THE NEXT MORNING ROBB knocked on his door with breakfast. Wilson gave him a note for Badger and made him swear to keep it quiet. The teenager gleefully accepted another “secret mission.”
Wilson tried to remember what he’d read in the old documents. One of the old maps in the library had a listing for “Schriever AFB.” He indexed and and found the coordinates on a map. The location was in the plains and east of the sprawling decay of Springs.
Potato soup and a folded note from Badger came at mid-day. She wrote with a simple but precise hand.
Robb waited for Wilson to finish reading. “What’s in the note?”
“Are you still here?” Wilson looked around for something to throw.
“Don’t hit.

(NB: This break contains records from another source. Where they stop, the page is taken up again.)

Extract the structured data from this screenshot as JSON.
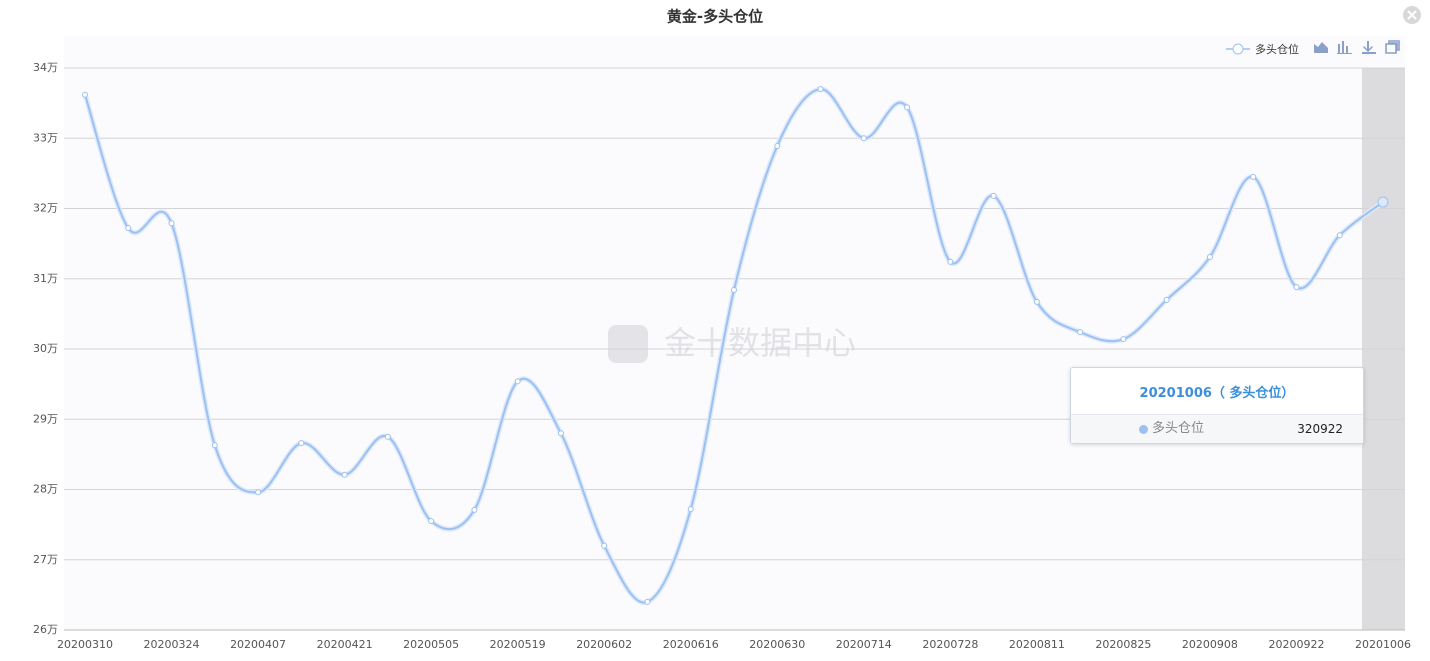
{
  "chart_data": {
    "type": "line",
    "title": "黄金-多头仓位",
    "watermark": "金十数据中心",
    "categories": [
      "20200310",
      null,
      "20200324",
      null,
      "20200407",
      null,
      "20200421",
      null,
      "20200505",
      null,
      "20200519",
      null,
      "20200602",
      null,
      "20200616",
      null,
      "20200630",
      null,
      "20200714",
      null,
      "20200728",
      null,
      "20200811",
      null,
      "20200825",
      null,
      "20200908",
      null,
      "20200922",
      null,
      "20201006"
    ],
    "series": [
      {
        "name": "多头仓位",
        "color": "#9cc0f0",
        "values": [
          336200,
          317200,
          317900,
          286300,
          279600,
          286600,
          282100,
          287500,
          275500,
          277100,
          295400,
          288000,
          272000,
          264000,
          277200,
          308400,
          328900,
          337000,
          330000,
          334400,
          312400,
          321800,
          306700,
          302400,
          301400,
          307000,
          313100,
          324500,
          308800,
          316200,
          320922
        ]
      }
    ],
    "ylim": [
      260000,
      340000
    ],
    "yticks": [
      {
        "value": 260000,
        "label": "26万"
      },
      {
        "value": 270000,
        "label": "27万"
      },
      {
        "value": 280000,
        "label": "28万"
      },
      {
        "value": 290000,
        "label": "29万"
      },
      {
        "value": 300000,
        "label": "30万"
      },
      {
        "value": 310000,
        "label": "31万"
      },
      {
        "value": 320000,
        "label": "32万"
      },
      {
        "value": 330000,
        "label": "33万"
      },
      {
        "value": 340000,
        "label": "34万"
      }
    ],
    "grid": true,
    "legend": "top-right",
    "tooltip": {
      "title": "20201006（ 多头仓位）"
    }
  }
}
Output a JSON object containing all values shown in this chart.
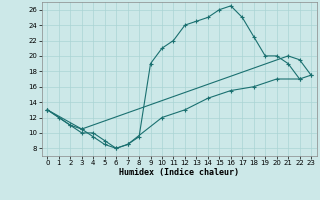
{
  "xlabel": "Humidex (Indice chaleur)",
  "bg_color": "#cce8e8",
  "line_color": "#1a7070",
  "grid_color": "#aad4d4",
  "xlim": [
    -0.5,
    23.5
  ],
  "ylim": [
    7,
    27
  ],
  "xticks": [
    0,
    1,
    2,
    3,
    4,
    5,
    6,
    7,
    8,
    9,
    10,
    11,
    12,
    13,
    14,
    15,
    16,
    17,
    18,
    19,
    20,
    21,
    22,
    23
  ],
  "yticks": [
    8,
    10,
    12,
    14,
    16,
    18,
    20,
    22,
    24,
    26
  ],
  "curve1_x": [
    0,
    1,
    2,
    3,
    4,
    5,
    6,
    7,
    8,
    9,
    10,
    11,
    12,
    13,
    14,
    15,
    16,
    17,
    18,
    19,
    20,
    21,
    22
  ],
  "curve1_y": [
    13,
    12,
    11,
    10,
    10,
    9,
    8,
    8.5,
    9.5,
    19,
    21,
    22,
    24,
    24.5,
    25,
    26,
    26.5,
    25,
    22.5,
    20,
    20,
    19,
    17
  ],
  "curve2_x": [
    0,
    3,
    21,
    22,
    23
  ],
  "curve2_y": [
    13,
    10.5,
    20,
    19.5,
    17.5
  ],
  "curve3_x": [
    0,
    2,
    3,
    4,
    5,
    6,
    7,
    10,
    12,
    14,
    16,
    18,
    20,
    22,
    23
  ],
  "curve3_y": [
    13,
    11,
    10.5,
    9.5,
    8.5,
    8,
    8.5,
    12,
    13,
    14.5,
    15.5,
    16,
    17,
    17,
    17.5
  ],
  "xlabel_fontsize": 6,
  "tick_fontsize": 5
}
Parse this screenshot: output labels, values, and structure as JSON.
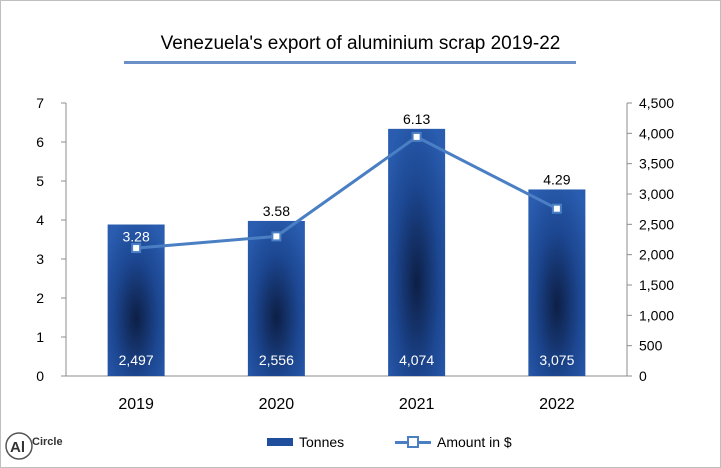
{
  "chart_data": {
    "type": "bar",
    "title": "Venezuela's  export of aluminium  scrap 2019-22",
    "categories": [
      "2019",
      "2020",
      "2021",
      "2022"
    ],
    "series": [
      {
        "name": "Tonnes",
        "kind": "bar",
        "axis": "right",
        "values": [
          2497,
          2556,
          4074,
          3075
        ],
        "labels": [
          "2,497",
          "2,556",
          "4,074",
          "3,075"
        ],
        "color": "#1f4e9c"
      },
      {
        "name": "Amount in $",
        "kind": "line",
        "axis": "left",
        "values": [
          3.28,
          3.58,
          6.13,
          4.29
        ],
        "labels": [
          "3.28",
          "3.58",
          "6.13",
          "4.29"
        ],
        "color": "#4a7fc4"
      }
    ],
    "y_left": {
      "min": 0,
      "max": 7,
      "ticks": [
        "0",
        "1",
        "2",
        "3",
        "4",
        "5",
        "6",
        "7"
      ]
    },
    "y_right": {
      "min": 0,
      "max": 4500,
      "ticks": [
        "0",
        "500",
        "1,000",
        "1,500",
        "2,000",
        "2,500",
        "3,000",
        "3,500",
        "4,000",
        "4,500"
      ]
    },
    "grid": false,
    "legend_position": "bottom"
  },
  "logo": {
    "text": "Al",
    "brand": "Circle"
  }
}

You owe me big.”
“If you can’t be quiet I will,” said Wilson. “The old man will hear you.”
“His door is shut. Tell me what it says.”
Wilson wrote a few lines in reply and gave the note back to Robb.
“It says, and I quote: ‘I love you so much kissy kissy mwah mwah and hugs for Robbie.’”
“Eww, sick!”
In the afternoon his mother came to see him but didn’t stay long. She brought food but Wilson had little to say.
He tried to combine the strange information from the past with what he’d seen in the crumbling rooms underground. The caskets labeled “out of service” confused him. Xeno-environment? Hibernation? Wilson found the words in his dictionary. He wondered if some of the founders actually traveled to the stars. What use would these implants be?
Wrapped in his thoughts, he didn’t notice Mina at his door.
“Wilson … sorry to bother you.”
“It’s no problem, Mina.”
She thumped into the chair at his desk and twirled a strand of hair with the nervous energy of a young girl. The bruises on her face and legs were long gone.
“You’re looking very healthy these days,” said Wilson.
Mina nodded. “It’s because of you and Father Reed I feel better.”
“At least take some of the credit. How have you been?”
“Busy here and there.” She gave him a big smile. “Making clothes. I did this back in my village.”
“Excellent.”
She smoothed the skirt of her white dress. “Wilson ... I have news to tell.”